The International Monetary Fund let the world know global economic growth in 2019 should end up at 3.5 percent. Global economic growth in 2020 will only be 3.6 percent. Those projects replace the projects made by the IMF in October 2018. The current projections are 0.2 percent and 0.1 percent below the October growth projections. According to the IMF, the trade war with China, the unhealthy financial conditions in Europe, and the slowdown in China’s economy are the villains that may disrupt investment strategies over the next two years.
Economic growth in the United States will be a lethargic 2.5 percent in 2019, and that percentage will drop to 1.9 percent in 2020. Part of the slowdown is the result of Trump’s tax cuts raising the deficit, and higher interest rates, as well as Trump obsession to make the Chinese change the way they trade with the United States.

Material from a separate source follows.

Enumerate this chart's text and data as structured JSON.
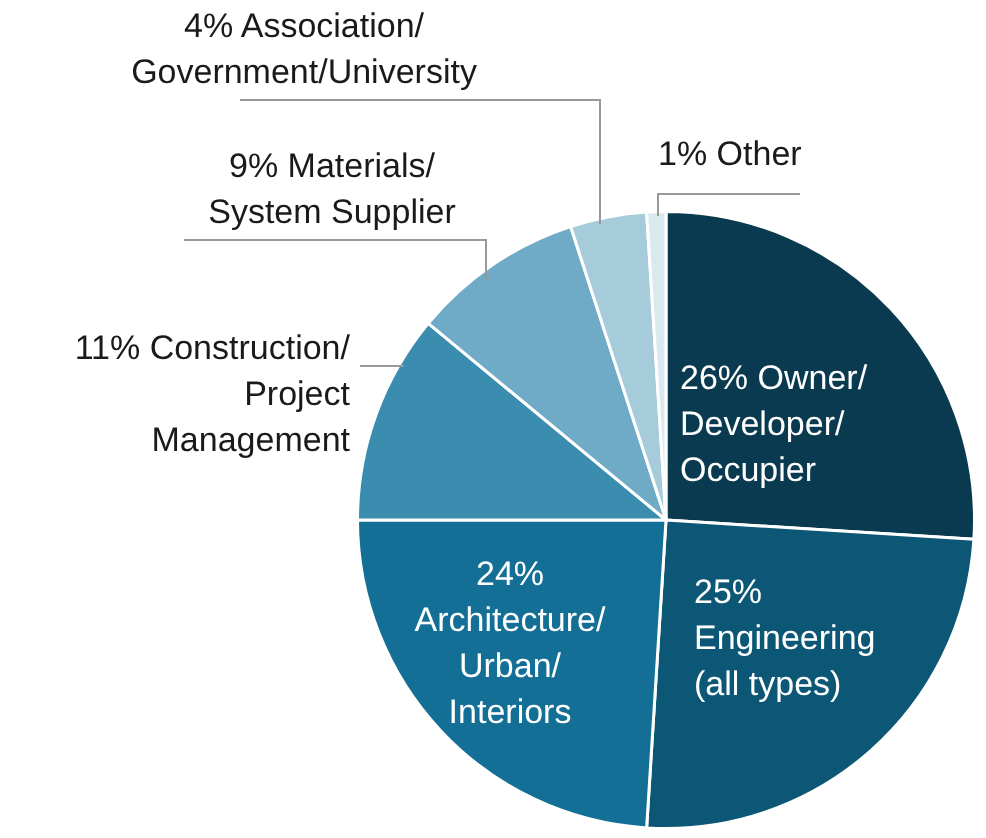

The IMF claims the hot start to the stock market in 2019 will fizzle as the national deficit continues to grow, the farmers lose more business from Trump’s tariffs and the uncertainties that surround Mr. Trump’s political and personal decisions.
European economic growth in 2019 may only be 0.7 percent. That’s down from 3.8 percent in 2018. But European growth in 2020 should be around 2.4 percent. Slow economic growth in Italy, Germany, and France will continue, and Turkey’s economic policies will play a role in poor European performance. China’s growth will only hit 6.2 percent in 2019. That’s down from 6.6 percent in 2018. And 2020 growth in China will be the same as 2019’s growth percentage. The growth in other Asian markets will hit 6.3 percent in 2019, and 6.4 percent in 2020, according to the IMF.
The IMF based those projections on the Trump tariffs and his trade war with China. The IMF doesn’t expect a resolution to the trade war in March 2019. In other words, some investors may not realize what slow growth in China and the trade war means in terms of asset protection as well as growth. China’s economic slowdown impacts global growth, according to the IMF. The IMF thinks a global recession is a real possibility by the end of 2019.